Vogel vertritt Susanne Albrecht

■ Die ehemalige Angehörige der RAF soll an die BRD ausgeliefert werden / DDR-Staatsbürgerschaft „erschlichen“ / Sondersitzung des Bundestagsinnenausschusses in Bonn von der SPD beantragt

Berlin (taz) - Die Berliner Behörden haben die Weichen für eine reibungslose Auslieferung der am Mittwoch festgenommenen ehemaligen RAF-Angehörigen Susanne Albrecht an die BRD gestellt. Das Stadtbezirksgericht Berlin-Mitte erließ Haftbefehl aufgrund des entsprechenden Antrags der Generalbundesanwaltschaft in Karlsruhe. Die angewandte Bestimmung der DDR-Strafprozeßordnung sieht den Erlaß eines Haftbefehls vor, wenn die Voraussetzungen für eine Auslieferung vorliegen.

Der bekannte DDR-Anwalt, Reisende in Sachen „humanitäre Fragen“ und frühere Honecker-Vertraute Wolfgang Vogel vertritt Susanne Albrecht in dem Auslieferungsverfahren. Vogel wollte vor Bekanntgabe des Gerichtsbeschlusses nicht ausschließen, daß seine Mandantin wieder freigelassen werden müsse. Allerdings scheinen die Behörden einhellig die von Generalstaatsanwalt Hans-Jürgen Joseph ausgegebene Auffassung zu vertreten, Susanne Albrecht habe ihre DDR -Staatsbürgerschaft „erschlichen“ und sei deshalb weiter Bundesbürgerin. Gegen die Entscheidung kann die Gefangene binnen sieben Tagen Beschwerde einlegen.
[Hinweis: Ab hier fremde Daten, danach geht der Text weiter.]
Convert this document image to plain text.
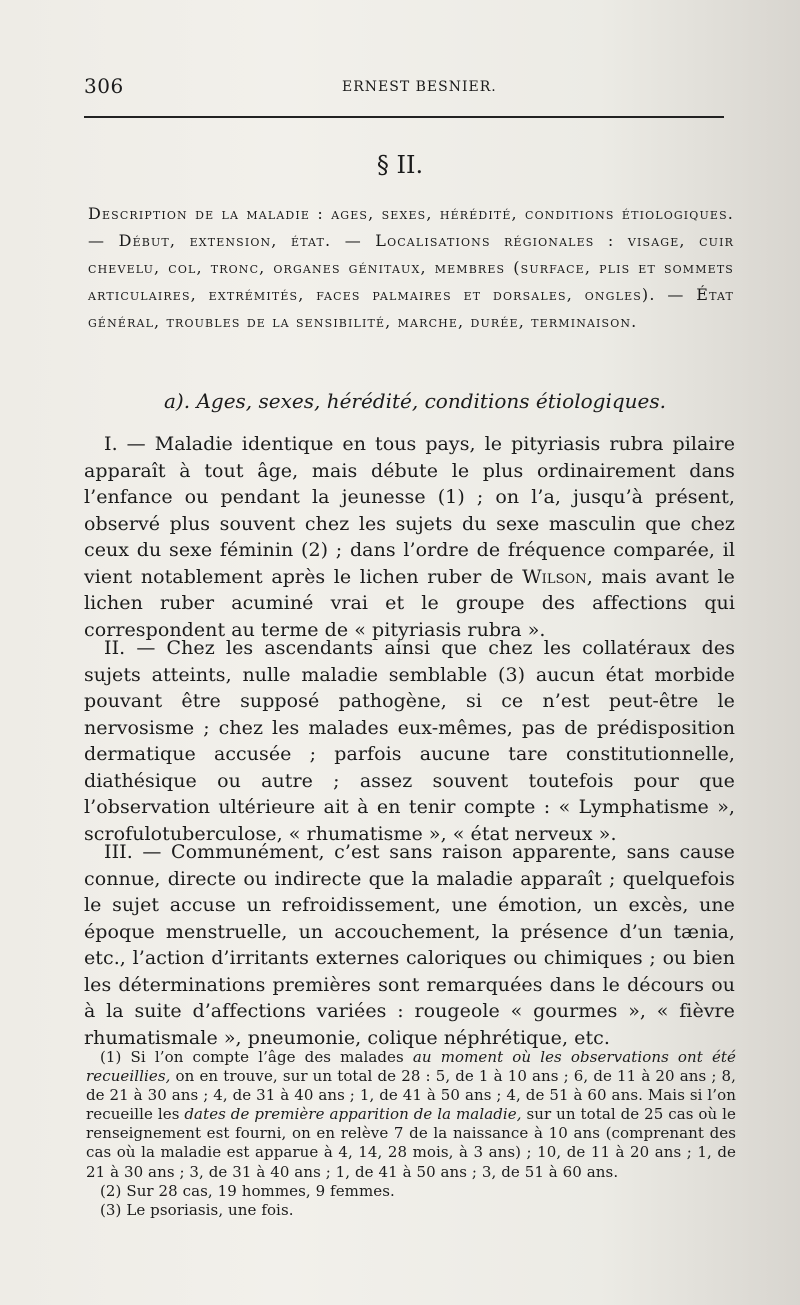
306	ERNEST BESNIER.
§ II.
Description de la maladie : ages, sexes, hérédité, conditions étiologiques. — Début, extension, état. — Localisations régionales : visage, cuir chevelu, col, tronc, organes génitaux, membres (surface, plis et sommets articulaires, extrémités, faces palmaires et dorsales, ongles). — État général, troubles de la sensibilité, marche, durée, terminaison.
a). Ages, sexes, hérédité, conditions étiologiques.
I. — Maladie identique en tous pays, le pityriasis rubra pilaire apparaît à tout âge, mais débute le plus ordinairement dans l’enfance ou pendant la jeunesse (1) ; on l’a, jusqu’à présent, observé plus souvent chez les sujets du sexe masculin que chez ceux du sexe féminin (2) ; dans l’ordre de fréquence comparée, il vient notablement après le lichen ruber de Wilson, mais avant le lichen ruber acuminé vrai et le groupe des affections qui correspondent au terme de « pityriasis rubra ».
II. — Chez les ascendants ainsi que chez les collatéraux des sujets atteints, nulle maladie semblable (3) aucun état morbide pouvant être supposé pathogène, si ce n’est peut-être le nervosisme ; chez les malades eux-mêmes, pas de prédisposition dermatique accusée ; parfois aucune tare constitutionnelle, diathésique ou autre ; assez souvent toutefois pour que l’observation ultérieure ait à en tenir compte : « Lymphatisme », scrofulotuberculose, « rhumatisme », « état nerveux ».
III. — Communément, c’est sans raison apparente, sans cause connue, directe ou indirecte que la maladie apparaît ; quelquefois le sujet accuse un refroidissement, une émotion, un excès, une époque menstruelle, un accouchement, la présence d’un tænia, etc., l’action d’irritants externes caloriques ou chimiques ; ou bien les déterminations premières sont remarquées dans le décours ou à la suite d’affections variées : rougeole « gourmes », « fièvre rhumatismale », pneumonie, colique néphrétique, etc.

(1) Si l’on compte l’âge des malades au moment où les observations ont été recueillies, on en trouve, sur un total de 28 : 5, de 1 à 10 ans ; 6, de 11 à 20 ans ; 8, de 21 à 30 ans ; 4, de 31 à 40 ans ; 1, de 41 à 50 ans ; 4, de 51 à 60 ans. Mais si l’on recueille les dates de première apparition de la maladie, sur un total de 25 cas où le renseignement est fourni, on en relève 7 de la naissance à 10 ans (comprenant des cas où la maladie est apparue à 4, 14, 28 mois, à 3 ans) ; 10, de 11 à 20 ans ; 1, de 21 à 30 ans ; 3, de 31 à 40 ans ; 1, de 41 à 50 ans ; 3, de 51 à 60 ans.

(2) Sur 28 cas, 19 hommes, 9 femmes.

(3) Le psoriasis, une fois.
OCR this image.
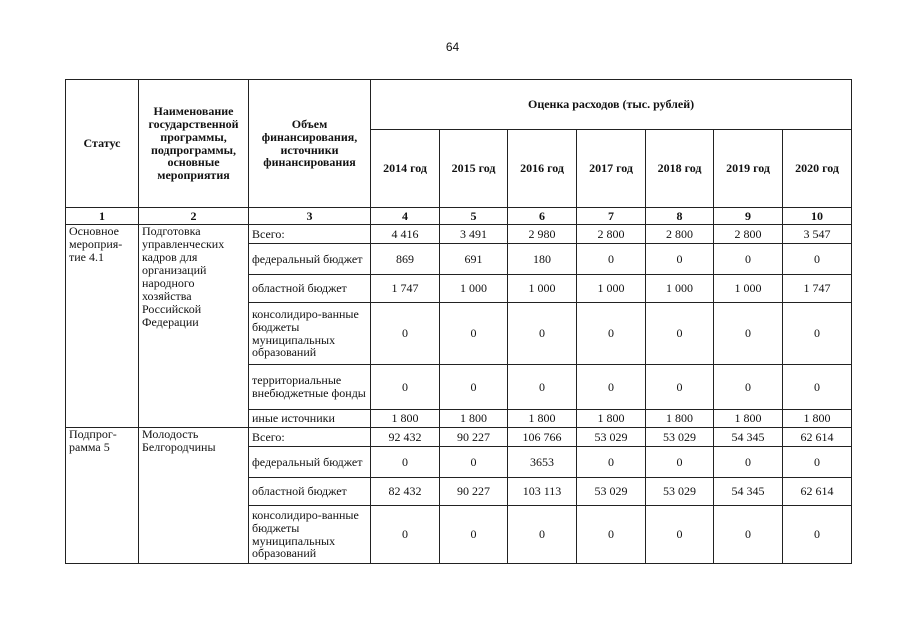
64
Статус	Наименование государственной программы, подпрограммы, основные мероприятия	Объем финансирования, источники финансирования	Оценка расходов (тыс. рублей)						
			2014 год	2015 год	2016 год	2017 год	2018 год	2019 год	2020 год
1	2	3	4	5	6	7	8	9	10
Основное мероприя-тие 4.1	Подготовка управленческих кадров для организаций народного хозяйства Российской Федерации	Всего:	4 416	3 491	2 980	2 800	2 800	2 800	3 547
		федеральный бюджет	869	691	180	0	0	0	0
		областной бюджет	1 747	1 000	1 000	1 000	1 000	1 000	1 747
		консолидиро-ванные бюджеты муниципальных образований	0	0	0	0	0	0	0
		территориальные внебюджетные фонды	0	0	0	0	0	0	0
		иные источники	1 800	1 800	1 800	1 800	1 800	1 800	1 800
Подпрог-рамма 5	Молодость Белгородчины	Всего:	92 432	90 227	106 766	53 029	53 029	54 345	62 614
		федеральный бюджет	0	0	3653	0	0	0	0
		областной бюджет	82 432	90 227	103 113	53 029	53 029	54 345	62 614
		консолидиро-ванные бюджеты муниципальных образований	0	0	0	0	0	0	0
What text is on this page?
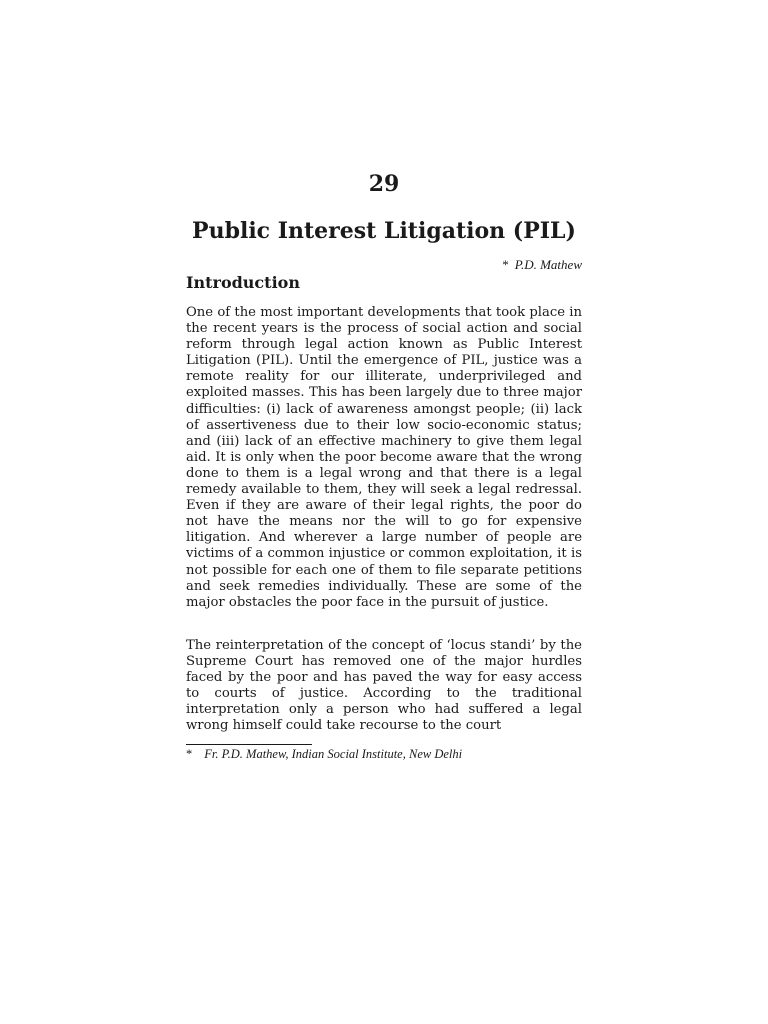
29
Public Interest Litigation (PIL)
* P.D. Mathew
Introduction

One of the most important developments that took place in the recent years is the process of social action and social reform through legal action known as Public Interest Litigation (PIL). Until the emergence of PIL, justice was a remote reality for our illiterate, underprivileged and exploited masses. This has been largely due to three major difficulties: (i) lack of awareness amongst people; (ii) lack of assertiveness due to their low socio-economic status; and (iii) lack of an effective machinery to give them legal aid. It is only when the poor become aware that the wrong done to them is a legal wrong and that there is a legal remedy available to them, they will seek a legal redressal. Even if they are aware of their legal rights, the poor do not have the means nor the will to go for expensive litigation. And wherever a large number of people are victims of a common injustice or common exploitation, it is not possible for each one of them to file separate petitions and seek remedies individually. These are some of the major obstacles the poor face in the pursuit of justice.

The reinterpretation of the concept of ‘locus standi’ by the Supreme Court has removed one of the major hurdles faced by the poor and has paved the way for easy access to courts of justice. According to the traditional interpretation only a person who had suffered a legal wrong himself could take recourse to the court

* Fr. P.D. Mathew, Indian Social Institute, New Delhi
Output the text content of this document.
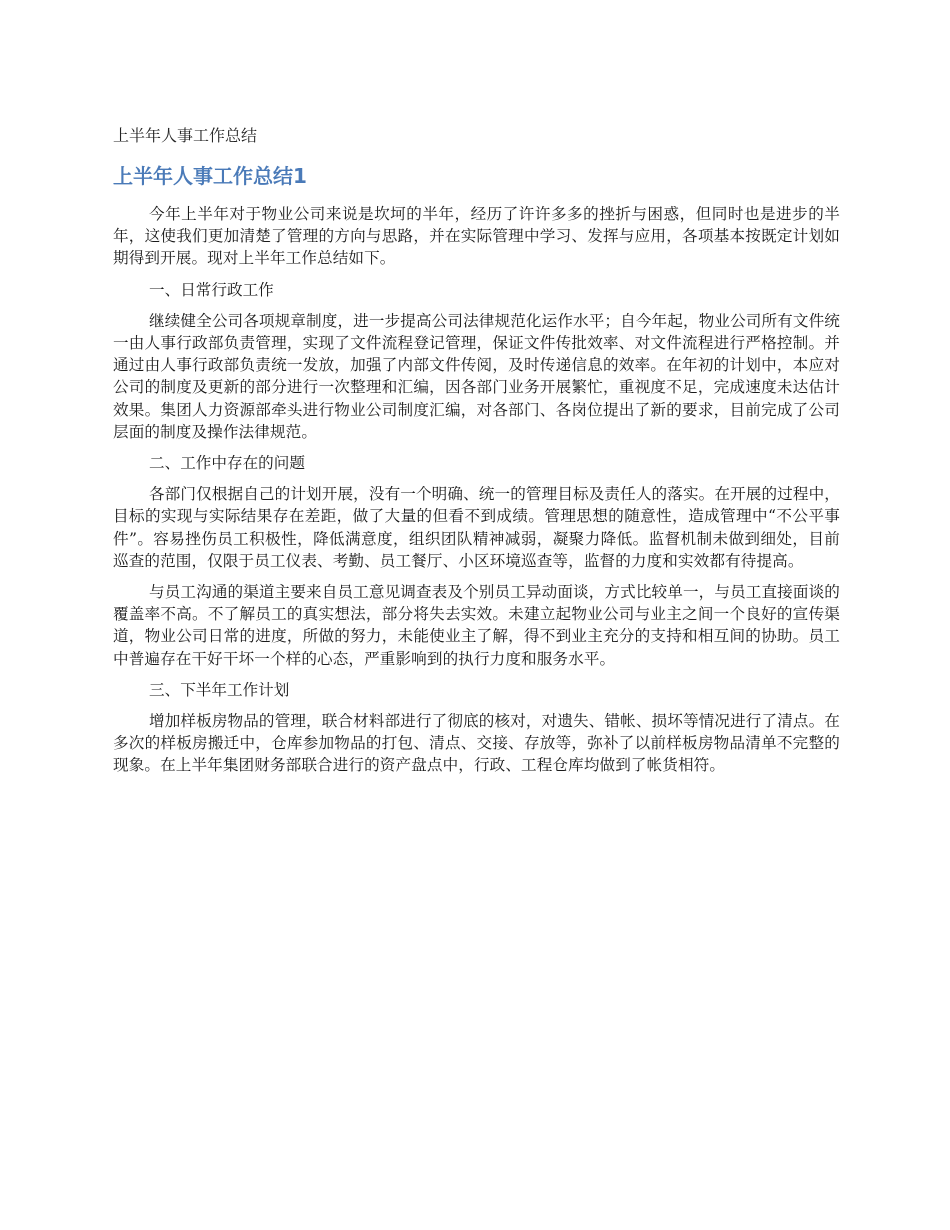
上半年人事工作总结
上半年人事工作总结1

今年上半年对于物业公司来说是坎坷的半年，经历了许许多多的挫折与困惑，但同时也是进步的半年，这使我们更加清楚了管理的方向与思路，并在实际管理中学习、发挥与应用，各项基本按既定计划如期得到开展。现对上半年工作总结如下。

一、日常行政工作

继续健全公司各项规章制度，进一步提高公司法律规范化运作水平；自今年起，物业公司所有文件统一由人事行政部负责管理，实现了文件流程登记管理，保证文件传批效率、对文件流程进行严格控制。并通过由人事行政部负责统一发放，加强了内部文件传阅，及时传递信息的效率。在年初的计划中，本应对公司的制度及更新的部分进行一次整理和汇编，因各部门业务开展繁忙，重视度不足，完成速度未达估计效果。集团人力资源部牵头进行物业公司制度汇编，对各部门、各岗位提出了新的要求，目前完成了公司层面的制度及操作法律规范。

二、工作中存在的问题

各部门仅根据自己的计划开展，没有一个明确、统一的管理目标及责任人的落实。在开展的过程中，目标的实现与实际结果存在差距，做了大量的但看不到成绩。管理思想的随意性，造成管理中“不公平事件”。容易挫伤员工积极性，降低满意度，组织团队精神减弱，凝聚力降低。监督机制未做到细处，目前巡查的范围，仅限于员工仪表、考勤、员工餐厅、小区环境巡查等，监督的力度和实效都有待提高。

与员工沟通的渠道主要来自员工意见调查表及个别员工异动面谈，方式比较单一，与员工直接面谈的覆盖率不高。不了解员工的真实想法，部分将失去实效。未建立起物业公司与业主之间一个良好的宣传渠道，物业公司日常的进度，所做的努力，未能使业主了解，得不到业主充分的支持和相互间的协助。员工中普遍存在干好干坏一个样的心态，严重影响到的执行力度和服务水平。

三、下半年工作计划

增加样板房物品的管理，联合材料部进行了彻底的核对，对遗失、错帐、损坏等情况进行了清点。在多次的样板房搬迁中，仓库参加物品的打包、清点、交接、存放等，弥补了以前样板房物品清单不完整的现象。在上半年集团财务部联合进行的资产盘点中，行政、工程仓库均做到了帐货相符。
Nach Angaben des BRD-Innenministeriums hat die genaue Überprüfung von Personen, die in einem bestimmten Zeitraum in der DDR aufgenommen worden sind, die Fahnder auf die Spur Albrechts geführt. Schäuble-Sprecher Bachmaier erklärte, es gebe keine Anhaltspunkte dafür, daß noch aktive Mitglieder der RAF in der DDR leben. Susanne Albrecht hat sich Ende der siebziger Jahre von der Gruppe getrennt. Widersprüchlich blieben gestern Informationen über ihren Aufenthalt in den vergangenen zwei Jahren. Bachmeier bestätigte indirekt Berichte, wonach sie mit ihrer Familie in Moskau gelebt habe. Laut 'Bild‘ hielt sie sich in Syrien auf.

Letzteres entspricht den Vorstellungen, die in Kreisen des Verfassungsschutzes kursieren. Danach hat sich Susanne Albrecht auch in den vergangenen Jahren mindestens zeitweise im Nahen Osten aufgehalten. Zwar gebe es seit langem Hinweise, daß RAF-Aussteiger auch die DDR als Rückzugsgebiet nutzten, hieß es gestern. Allerdings stand Susanne Albrecht offenbar nicht auf dieser Liste.

Unterdessen ist die Diskussion über Ausmaß und Qualität der Verbindungen zwischen RAF und Stasi entbrannt. Die SPD beantragte eine Sondersitzung des Bundestagsinnenausschusses und will unter anderem wissen, ob Frau Albrecht - sie war mit einem „Reisekadern“ vorbehaltenen Paß ausgestattet - mit Erlaubnis der DDR-Behörden ihre Eltern in Hamburg besucht hat.

Der Mittäter-These widersprach vehement der Chef des Hamburger Verfassungsschutzes Christian Lochte (CDU). „Ein direkte Verbindung zwischen Stasi und aktiver RAF schließe ich aus“, sagte Lochte zur taz. Lochte ist sich allerdings sicher, daß Susannes Albrechts Rückkehr aus dem Nahen Osten in die DDR vor zehn Jahren von ausländischen Stasi -Mitarbeitern vorbereitet worden sei. Sie sei sicherlich nicht spontan sondern mit „fertigen Papieren“ eingereist.